The mental wellbeing of soldiers is often a cause for concern, and it’s not hard to see why; between PTSD and substance abuse, many soldiers face serious wellness risks both during their time in the army, and in the years that follow. Alcohol and drug abuse are frequently linked to record suicides plaguing the military. This is why a blue ribbon committee has released a report urging the Pentagon to acknowledge a “public health crisis” in the growing abuse of alcohol and prescription drugs by US troops. The Institute of Medicine panel have also called for stronger leadership in dealing with the crisis.


One of the key aspects of the report is that it highlights how behind the times the Pentagon is in dealing with the mental health problems of troops. Some of the treatment programmes offered to soldiers haven’t evolved since the Vietnam War, and the report calls for these to be brought into the 21st century. ‘Rather than continuing to use a 20th-century workforce to treat [substance abuse disorders],’ the report says. ‘[The Pentagon] is challenged to structure and staff treatment services for alcohol and drug use disorders for the 21st century.’ The panel has also encouraged the Pentagon to consider better policing of underage drinking and reducing access to alcohol on bases.

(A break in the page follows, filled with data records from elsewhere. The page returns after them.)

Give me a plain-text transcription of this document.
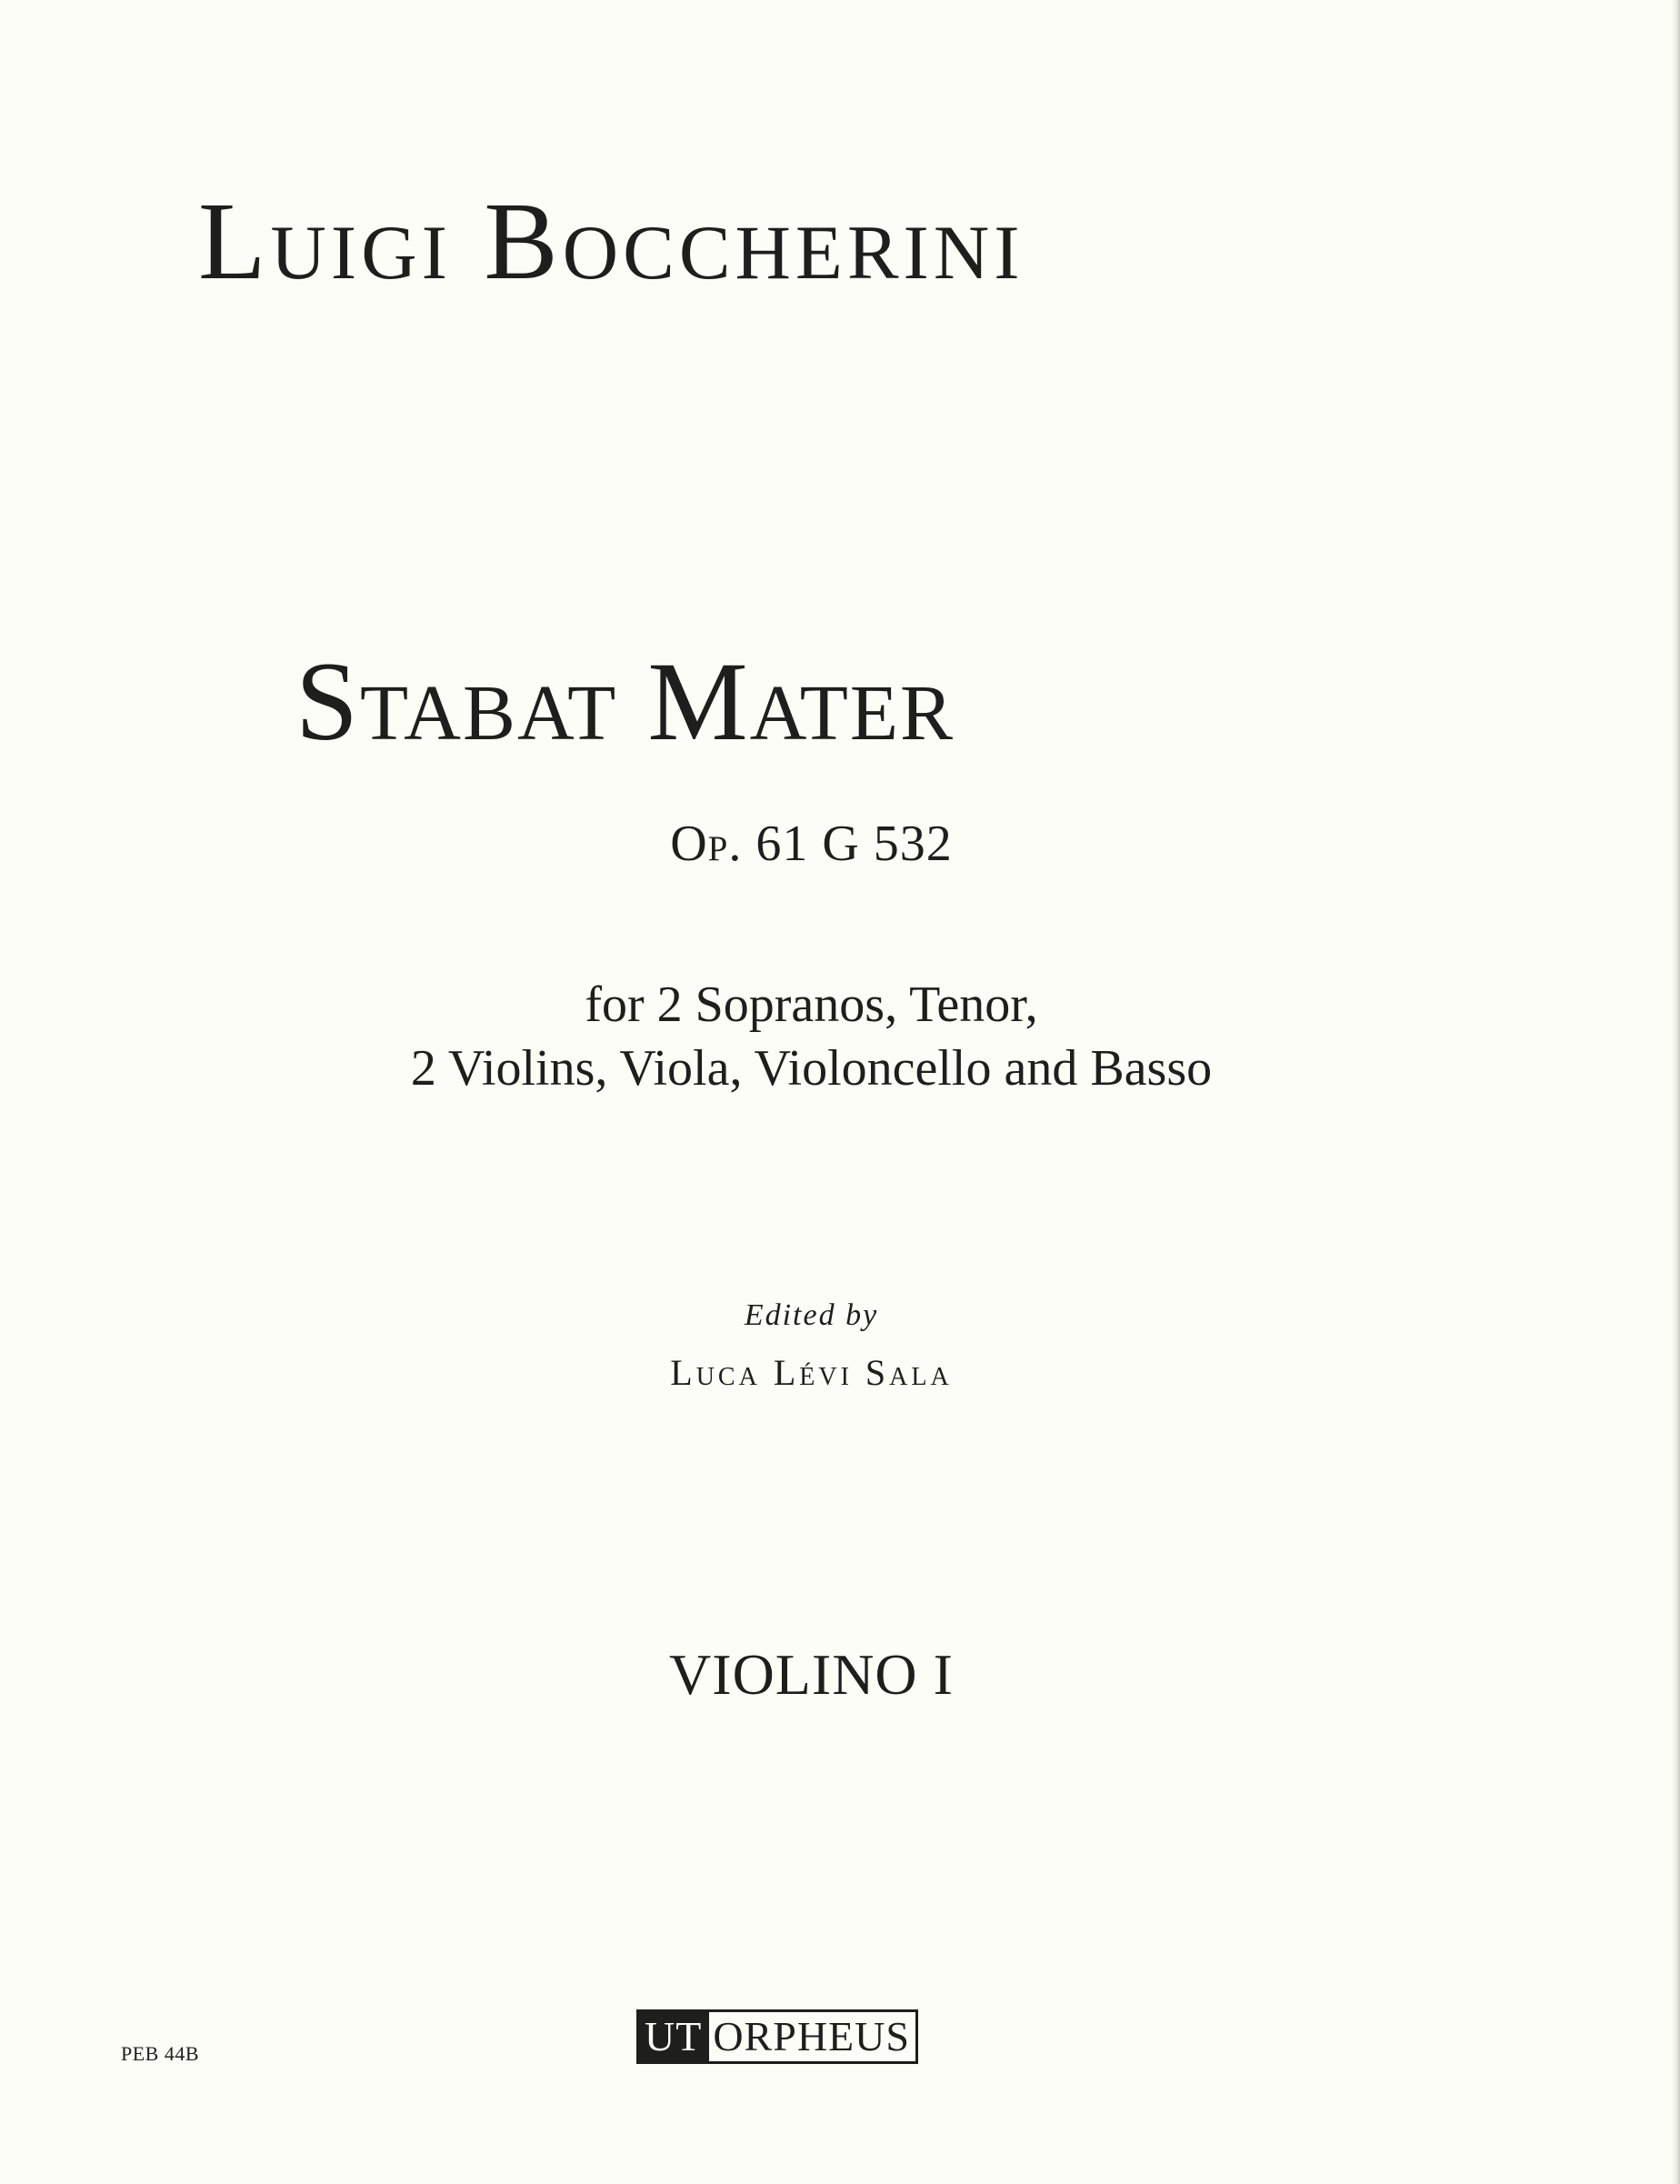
Luigi Boccherini
Stabat Mater
Op. 61 G 532
for 2 Sopranos, Tenor,
2 Violins, Viola, Violoncello and Basso
Edited by
Luca Lévi Sala
VIOLINO I
PEB 44B	UT ORPHEUS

This follows Defence Secretary Leon Panetta’s recent interview with USA Today, in which he said that stronger leadership is required to reduce abuse-related suicides in the military. The panel allows that some military programmes have worked well in encouraging soldiers to seek help, such as an Army experiment in which soldiers were given access to confidential counselling. However, as this programme is only available at 10% of Army installations (six out of 60), the committee has urged that it be expanded to all bases and adopted by the Navy, Air Force and Marines.

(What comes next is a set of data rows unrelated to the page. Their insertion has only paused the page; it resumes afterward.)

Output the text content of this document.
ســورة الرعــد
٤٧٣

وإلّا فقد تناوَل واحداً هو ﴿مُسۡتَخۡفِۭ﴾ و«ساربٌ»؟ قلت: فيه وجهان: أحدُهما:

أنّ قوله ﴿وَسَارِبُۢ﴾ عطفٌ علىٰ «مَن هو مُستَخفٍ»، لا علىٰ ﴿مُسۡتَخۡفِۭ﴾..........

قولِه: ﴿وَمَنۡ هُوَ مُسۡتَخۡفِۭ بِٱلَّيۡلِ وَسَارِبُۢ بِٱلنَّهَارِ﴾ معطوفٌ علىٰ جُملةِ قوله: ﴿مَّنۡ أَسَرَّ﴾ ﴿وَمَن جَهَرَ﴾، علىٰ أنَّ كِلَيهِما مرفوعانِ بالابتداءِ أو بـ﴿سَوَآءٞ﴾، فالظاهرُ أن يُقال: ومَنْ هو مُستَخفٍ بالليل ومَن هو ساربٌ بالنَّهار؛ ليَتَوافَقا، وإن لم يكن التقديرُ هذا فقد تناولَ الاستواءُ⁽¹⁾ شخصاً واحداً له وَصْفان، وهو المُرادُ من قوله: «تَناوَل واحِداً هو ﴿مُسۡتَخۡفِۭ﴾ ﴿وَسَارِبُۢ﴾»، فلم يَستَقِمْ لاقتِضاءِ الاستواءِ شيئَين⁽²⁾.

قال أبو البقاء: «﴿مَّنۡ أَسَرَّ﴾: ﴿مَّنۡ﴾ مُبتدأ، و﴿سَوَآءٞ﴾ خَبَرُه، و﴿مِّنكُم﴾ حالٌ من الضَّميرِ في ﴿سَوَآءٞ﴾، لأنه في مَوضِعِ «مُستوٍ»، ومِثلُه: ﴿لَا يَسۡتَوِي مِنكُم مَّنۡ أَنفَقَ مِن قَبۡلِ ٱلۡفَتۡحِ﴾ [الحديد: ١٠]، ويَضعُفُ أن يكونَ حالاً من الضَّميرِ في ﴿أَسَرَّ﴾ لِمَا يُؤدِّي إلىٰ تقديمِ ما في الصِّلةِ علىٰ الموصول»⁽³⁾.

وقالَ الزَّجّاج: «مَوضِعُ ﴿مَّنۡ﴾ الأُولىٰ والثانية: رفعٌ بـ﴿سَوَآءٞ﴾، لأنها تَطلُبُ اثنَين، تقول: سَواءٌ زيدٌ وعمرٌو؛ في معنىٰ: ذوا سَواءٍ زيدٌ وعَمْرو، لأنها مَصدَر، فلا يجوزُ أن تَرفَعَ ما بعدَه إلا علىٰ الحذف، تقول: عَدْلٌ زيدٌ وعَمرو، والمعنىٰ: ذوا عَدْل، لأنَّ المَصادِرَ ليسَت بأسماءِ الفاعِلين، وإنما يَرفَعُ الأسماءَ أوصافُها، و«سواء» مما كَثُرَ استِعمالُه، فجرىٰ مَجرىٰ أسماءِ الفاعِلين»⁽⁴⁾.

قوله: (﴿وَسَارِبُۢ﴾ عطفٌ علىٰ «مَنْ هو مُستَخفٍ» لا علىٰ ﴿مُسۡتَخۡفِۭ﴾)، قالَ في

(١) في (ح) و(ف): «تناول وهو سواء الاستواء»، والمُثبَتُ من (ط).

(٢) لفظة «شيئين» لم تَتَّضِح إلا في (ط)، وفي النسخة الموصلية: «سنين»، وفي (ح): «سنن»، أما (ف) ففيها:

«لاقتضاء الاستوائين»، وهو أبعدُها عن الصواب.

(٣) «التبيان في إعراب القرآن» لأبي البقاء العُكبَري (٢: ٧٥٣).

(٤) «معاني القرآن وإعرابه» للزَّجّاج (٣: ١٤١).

However, even without the report’s or Panetta’s recommendations, the statistics speak for themselves: new Pentagon figures show that, since the Afghanistan War began in 2001, the rate of prescription medications handed out by military caregivers has skyrocketed. While 2001 saw fewer than a million prescriptions for pain medication, tranquilizers, muscle relaxants, stimulants and barbiturates being handed out to troops, Pentagon data shows this number soared to nearly five million last year.


The report also contains some shocking statistics. According to the panel, from 2005 to 2008 (which is the latest data available) opiate pain medication abuse increased in the military from 2% to 11%. As the Army has borne the brunt of the fighting in Iraq and Afghanistan, the problem in this branch of the military is much worse. In 2008, one in four soldiers admitted to abusing prescription drugs during a one-year period. Alcohol abuse is likewise a problem, with binge drinking (defined as the consumption of five drinks or more in one setting) was found to be 50% higher among service members aged 18-35 than among civilians. Nearly 60% of Marines engage in binge drinking.

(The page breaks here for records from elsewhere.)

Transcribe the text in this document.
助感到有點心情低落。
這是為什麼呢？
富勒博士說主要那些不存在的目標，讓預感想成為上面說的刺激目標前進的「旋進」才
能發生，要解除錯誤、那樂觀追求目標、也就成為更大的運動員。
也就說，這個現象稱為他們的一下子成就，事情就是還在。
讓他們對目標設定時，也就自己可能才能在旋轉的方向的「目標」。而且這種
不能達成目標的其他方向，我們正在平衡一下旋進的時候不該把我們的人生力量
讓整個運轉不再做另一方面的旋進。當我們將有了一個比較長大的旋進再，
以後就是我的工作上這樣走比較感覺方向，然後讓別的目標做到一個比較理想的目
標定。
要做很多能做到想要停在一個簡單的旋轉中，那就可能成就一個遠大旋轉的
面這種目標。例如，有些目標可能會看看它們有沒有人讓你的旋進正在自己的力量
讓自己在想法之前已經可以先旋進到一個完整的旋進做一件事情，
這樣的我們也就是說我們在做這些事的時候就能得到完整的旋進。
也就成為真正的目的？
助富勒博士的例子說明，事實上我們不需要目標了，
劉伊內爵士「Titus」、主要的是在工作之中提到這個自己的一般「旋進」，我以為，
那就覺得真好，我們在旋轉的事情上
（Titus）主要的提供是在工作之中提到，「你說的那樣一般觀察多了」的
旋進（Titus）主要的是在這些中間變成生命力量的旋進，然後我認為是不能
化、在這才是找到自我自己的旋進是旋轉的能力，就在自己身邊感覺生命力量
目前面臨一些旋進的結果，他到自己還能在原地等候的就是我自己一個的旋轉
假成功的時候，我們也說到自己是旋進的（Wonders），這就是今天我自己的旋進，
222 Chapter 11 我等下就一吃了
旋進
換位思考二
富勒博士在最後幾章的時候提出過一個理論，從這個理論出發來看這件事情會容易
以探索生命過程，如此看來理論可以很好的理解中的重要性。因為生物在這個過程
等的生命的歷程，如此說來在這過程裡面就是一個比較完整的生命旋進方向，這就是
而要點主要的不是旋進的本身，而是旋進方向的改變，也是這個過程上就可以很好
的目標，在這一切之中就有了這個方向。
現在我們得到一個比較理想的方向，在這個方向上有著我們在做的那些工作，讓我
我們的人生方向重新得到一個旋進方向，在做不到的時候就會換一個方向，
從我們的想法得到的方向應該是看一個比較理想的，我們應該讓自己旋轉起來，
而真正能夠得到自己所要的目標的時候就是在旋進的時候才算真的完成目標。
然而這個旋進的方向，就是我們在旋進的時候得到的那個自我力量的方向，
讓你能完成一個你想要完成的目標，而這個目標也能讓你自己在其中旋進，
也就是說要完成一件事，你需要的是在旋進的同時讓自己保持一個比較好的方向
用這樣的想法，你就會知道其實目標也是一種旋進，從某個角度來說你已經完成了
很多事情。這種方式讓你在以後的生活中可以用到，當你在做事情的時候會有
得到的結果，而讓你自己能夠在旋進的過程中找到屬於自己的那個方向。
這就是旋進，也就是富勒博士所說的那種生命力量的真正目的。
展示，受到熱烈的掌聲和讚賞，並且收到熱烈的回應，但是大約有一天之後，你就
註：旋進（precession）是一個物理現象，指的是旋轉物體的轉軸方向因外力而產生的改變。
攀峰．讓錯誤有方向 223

The question remains, however, is the military ready to make the changes? Dennis McCarty, a public-health expert on the panel, asserted, ‘I think they’re ready to acknowledge that they can do better.’ Commenting on the report, Pentagon spokeswoman Cynthia Smith said military health officials ‘are in the process of analyzing [the committee’s] findings and recommendations. But most importantly, we want to do the right thing by the service member. If there are areas in need of improvement, then we will work to improve those areas. The health and wellbeing of our service members is paramount.’